Earlier this year, Rick Perry disturbingly received soaring applause at a California Republican primary debate for having allowed 234 executions under his governorship. But despite Perry's best efforts to keep the death penalty alive, death sentencing nationwide is at a 35-year low. And it's even declining in Texas.
Across the U.S., there were 43 executions in 2011, down from 26 in 2010, and 78 new sentences, down from 112 last year.
Sadly, though these numbers are declining, they're largely buoyed by Texas' enthusiasm for execution. Texas was responsible for 13 of the 43 executions and 8 of the 78 new sentences in 2011. And since 1976, Texas has accounted for 37% of all executions in the country by killing near 500 people.

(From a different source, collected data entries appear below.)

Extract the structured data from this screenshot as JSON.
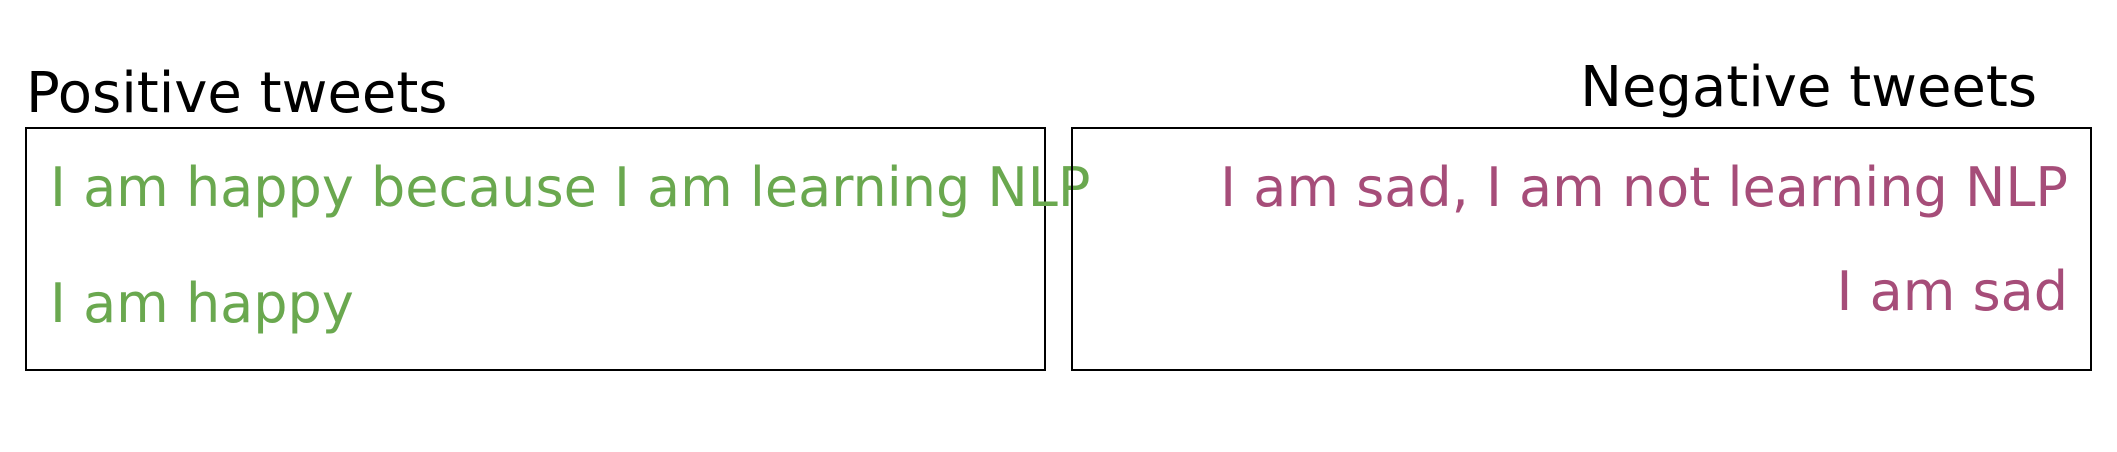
{
  "positive": {
    "heading": "Positive tweets",
    "color": "#6aa84f",
    "tweets": [
      "I am happy because I am learning NLP",
      "I am happy"
    ]
  },
  "negative": {
    "heading": "Negative  tweets",
    "color": "#a64d79",
    "tweets": [
      "I am sad, I am not learning NLP",
      "I am sad"
    ]
  }
}
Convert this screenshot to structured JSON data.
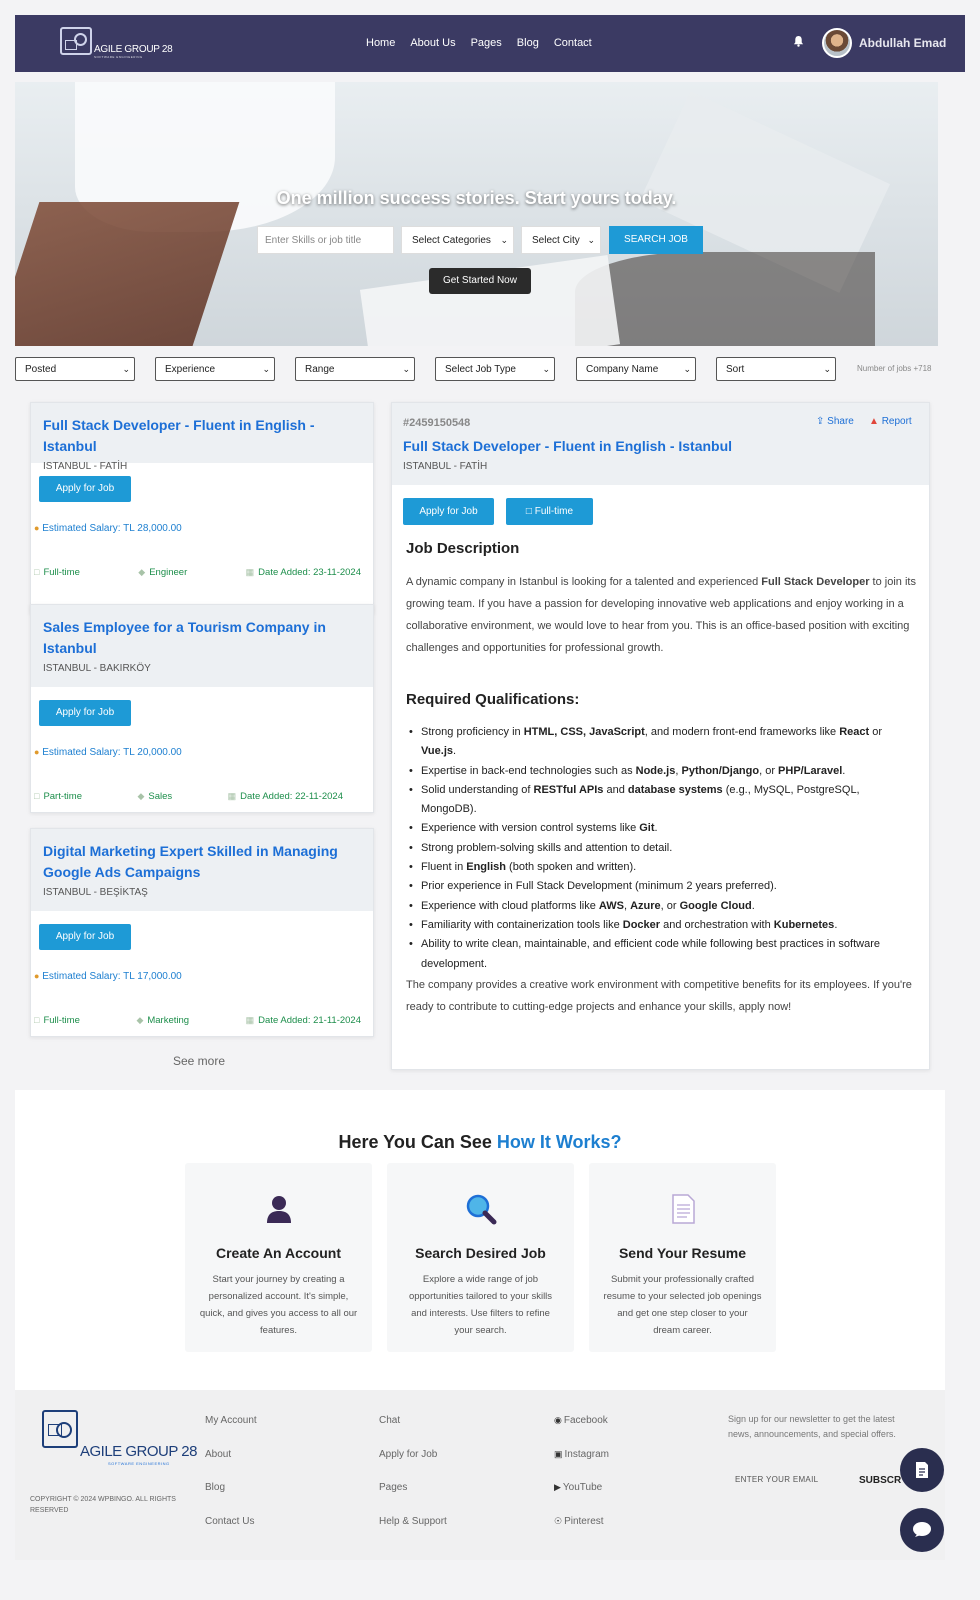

Not only are Texas' rates disproportionately high, but it's important to remember who exactly is being executed. In 2004, Perry ignored and actively suppressed mounting evidence of the innocence of Cameron Todd Willingham before eventually allowing his execution. Though few cases are as egregious as Willingham's, 2011 featured several highly questionable cases as well. This year's executions this year included Humberto Leal, who received pleas for a reprieve from President Obama, the State Department and his home country of Mexico because he was never informed of his right to receive assistance from the Mexican consul as a Mexican national. Duane Buck was sentenced to death after a trial in which race was explicitly cited as a sentencing factor. In three other Texas cases, the victims' families even requested that the state not go through with the executions.
But things are actually looking up. Texas' 13 executions in 2011 are actually 4 fewer executions than last year, and 11 fewer than the year before that. And fewer new sentences than in the past too. In 1999, for instance, Texas issued 48 new death sentences, but this year issued 8.
There's still a long way to go before Texas punishes its criminals justly. But it's a promising trend, and may really limit Perry's sick bragging rights in this department.